L’Allemagne, allié du Canada, réévalue les envois d’armes à l’Arabie saoudite

OTTAWA – L’Allemagne examine avec soin toutes les exportations anticipées d’armes en Arabie saoudite en raison des inquiétudes sur les droits de la personne, mais elle n’annulera pas des ententes déjà négociées.

Des responsables allemands ont expliqué à La Presse Canadienne pourquoi le pays avait cessé d’autoriser l’exportation de certains matériels militaires à l’Arabie saoudite.

La position de l’Allemagne jette une nouvelle lumière sur celle du Canada, un allié au sein de l’Organisation du traité de l’Atlantique Nord (OTAN), et sur les récentes critiques concernant l’entente d’une entreprise ontarienne pour exporter l’équivalent de 15 milliards $ en véhicules blindés légers à l’Arabie saoudite.

L’exécution par l’Arabie saoudite de 47 personnes plus tôt ce mois-ci, dont le dignitaire chiite Nimr al-Nimr, a fait ressurgir les appels à une suspension par le gouvernement libéral fédéral de l’entente lucrative entre le royaume et General Dynamics Land Systems.

Les libéraux, tout comme leurs prédécesseurs conservateurs, ont dit ne pas avoir l’intention d’annuler l’entente. Mais le ministre des Affaires étrangères, Stéphane Dion, a critiqué l’Arabie saoudite pour ces exécutions massives. Il envisage même de dévoiler une version partiellement caviardée du plus récent examen de la situation des droits de la personne dans ce pays.

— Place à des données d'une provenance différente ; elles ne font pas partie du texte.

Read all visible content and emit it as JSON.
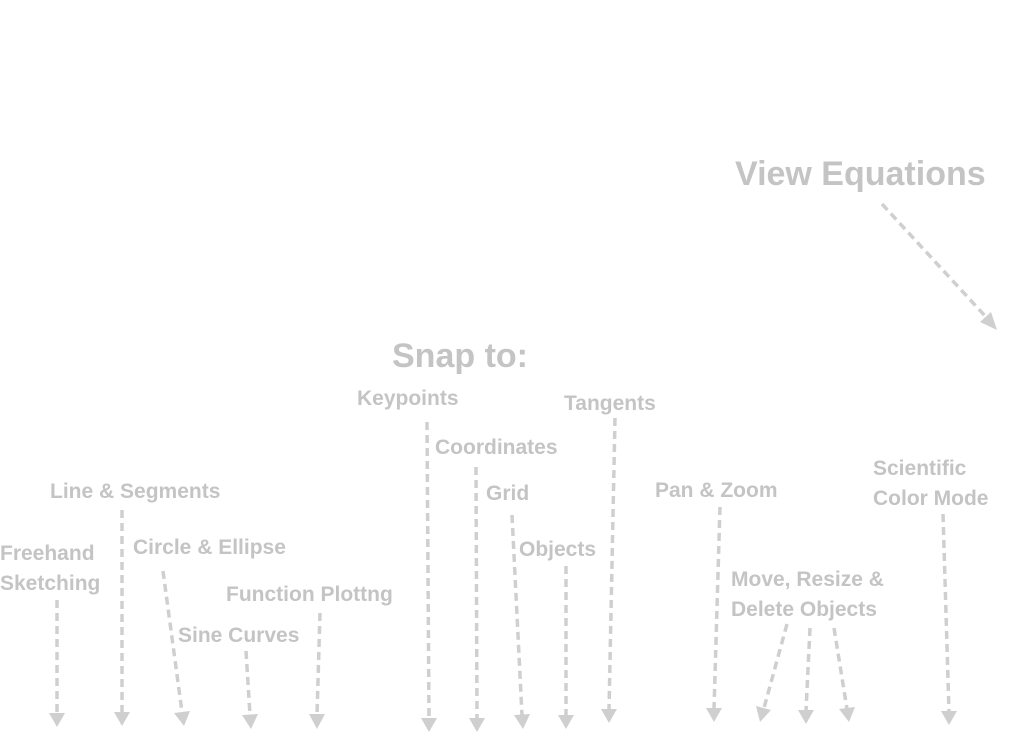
{
  "headings": {
    "view_equations": "View Equations",
    "snap_to": "Snap to:"
  },
  "tools": {
    "freehand": "Freehand\nSketching",
    "line_segments": "Line & Segments",
    "circle_ellipse": "Circle & Ellipse",
    "sine_curves": "Sine Curves",
    "function_plotting": "Function Plottng",
    "pan_zoom": "Pan & Zoom",
    "move_resize_delete": "Move, Resize &\nDelete Objects",
    "scientific_color": "Scientific\nColor Mode"
  },
  "snap": {
    "keypoints": "Keypoints",
    "coordinates": "Coordinates",
    "grid": "Grid",
    "objects": "Objects",
    "tangents": "Tangents"
  },
  "colors": {
    "label": "#c4c4c4",
    "arrow": "#cfcfcf",
    "background": "#ffffff"
  }
}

Le vice-chancelier allemand, Sigmar Gabriel, qui est aussi ministre des Affaires économiques, a affirmé que toutes les ententes sur les armes en cours de procédures entre des firmes allemandes et l’Arabie saoudite seraient examinées de près.

«Nous devons désormais réévaluer la pertinence d’adopter dans l’avenir une position plus ferme envers les armements défensifs, que nous avons vendus jusqu’à ce jour à l’Arabie saoudite pour sa défense nationale», a dit M. Gabriel par communiqué après les récentes exécutions.

Un porte-parole du bureau de M. Gabriel a indiqué que le ministère avait récemment bloqué l’approbation d’exportations à l’Arabie saoudite d’«armes offensives», telles que des chars de combat et des fusils d’assaut G36.